Method 1 - Recursion

  1. Base Case and Initial Check:
    • A full binary tree cannot have an even number of nodes. This is because a full binary tree either has 0 or 2 children for every node. Hence, for any given n that is even, it is impossible to create such a tree.
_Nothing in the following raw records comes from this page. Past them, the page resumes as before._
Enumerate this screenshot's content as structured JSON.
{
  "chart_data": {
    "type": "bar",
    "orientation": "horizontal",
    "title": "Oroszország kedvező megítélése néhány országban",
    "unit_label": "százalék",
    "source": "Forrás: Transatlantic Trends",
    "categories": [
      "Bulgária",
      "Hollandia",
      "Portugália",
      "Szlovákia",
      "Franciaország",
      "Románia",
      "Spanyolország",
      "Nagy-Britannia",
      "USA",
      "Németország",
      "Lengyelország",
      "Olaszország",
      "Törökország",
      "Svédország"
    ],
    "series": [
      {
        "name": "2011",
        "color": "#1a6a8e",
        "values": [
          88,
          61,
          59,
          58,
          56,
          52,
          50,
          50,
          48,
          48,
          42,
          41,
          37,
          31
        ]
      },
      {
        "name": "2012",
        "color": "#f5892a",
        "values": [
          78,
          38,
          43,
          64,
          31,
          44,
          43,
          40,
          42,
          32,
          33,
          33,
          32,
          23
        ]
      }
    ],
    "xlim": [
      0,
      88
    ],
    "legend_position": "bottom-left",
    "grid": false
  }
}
For example, with n = 2 nodes, you cannot form a valid tree since one node would be left without a pair.
    • If n is even, we return an empty list as there are no possible full binary trees.
  2. Recursive Build and Memoization:
    • For an odd number n, we compute possible full binary trees by recursively finding potential subtrees at each level.
    • For every i (where i is the number of nodes in the left subtree), we compute allPossibleFBT(i) for the left subtree and allPossibleFBT(n - 1 - i) for the right subtree (considering the root makes one node).
    • Combining all possible left and right subtrees forms the full binary trees for the current node count n.
    • Memoization is employed to store results for each computed i to avoid recomputation and enhance efficiency.

Code

Java
class Solution {
    public List<TreeNode> allPossibleFBT(int n) {
        if (n % 2 == 0) {
            return new ArrayList<>();
        }
        return allPossibleFBTUtil(n, new HashMap<>());
    }

    private List<TreeNode> allPossibleFBTUtil(int n, Map<Integer, List<TreeNode>> memo) {
        if (n == 1) {
            return Arrays.asList(new TreeNode(0));
        }
        if (memo.containsKey(n)) {
            return memo.get(n);
        }
        List<TreeNode> ans = new ArrayList<>();
        for (int i = 1; i < n; i += 2) {
            List<TreeNode> leftTrees = allPossibleFBTUtil(i, memo);
            List<TreeNode> rightTrees = allPossibleFBTUtil(n - 1 - i, memo);
            for (TreeNode left : leftTrees) {
                for (TreeNode right : rightTrees) {
                    TreeNode root = new TreeNode(0);
                    root.left = left;
                    root.right = right;
                    ans.add(root);
                }
            }
        }
        memo.put(n, ans);
        return ans;
    }
}
Python
class TreeNode:
    def __init__(self, x: int):
        self.val: int = x
        self.left: 'TreeNode' = None
        self.right: 'TreeNode' = None

class Solution:
    def allPossibleFBT(self, n: int) -> List[TreeNode]:
        if n % 2 == 0:
            return []
        return self._allPossibleFBT(n, {})
    
    def _allPossibleFBT(self, n: int, memo: Dict[int, List[TreeNode]]) -> List[TreeNode]:
        if n == 1:
            return [TreeNode(0)]
        if n in memo:
            return memo[n]
        ans: List[TreeNode] = []
        for i in range(1, n, 2):
            left_trees = self._allPossibleFBT(i, memo)
            right_trees = self._allPossibleFBT(n - 1 - i, memo)
            for left in left_trees:
                for right in right_trees:
                    root = TreeNode(0)
                    root.left = left
                    root.right = right
                    ans.append(root)
        memo[n] = ans
        return ans

Complexity

  • ⏰ Time complexity: O(2^n), because each recursive call generates exponential subproblems.
  • 🧺 Space complexity: O(2^n) for storing all trees which also requires exponential space.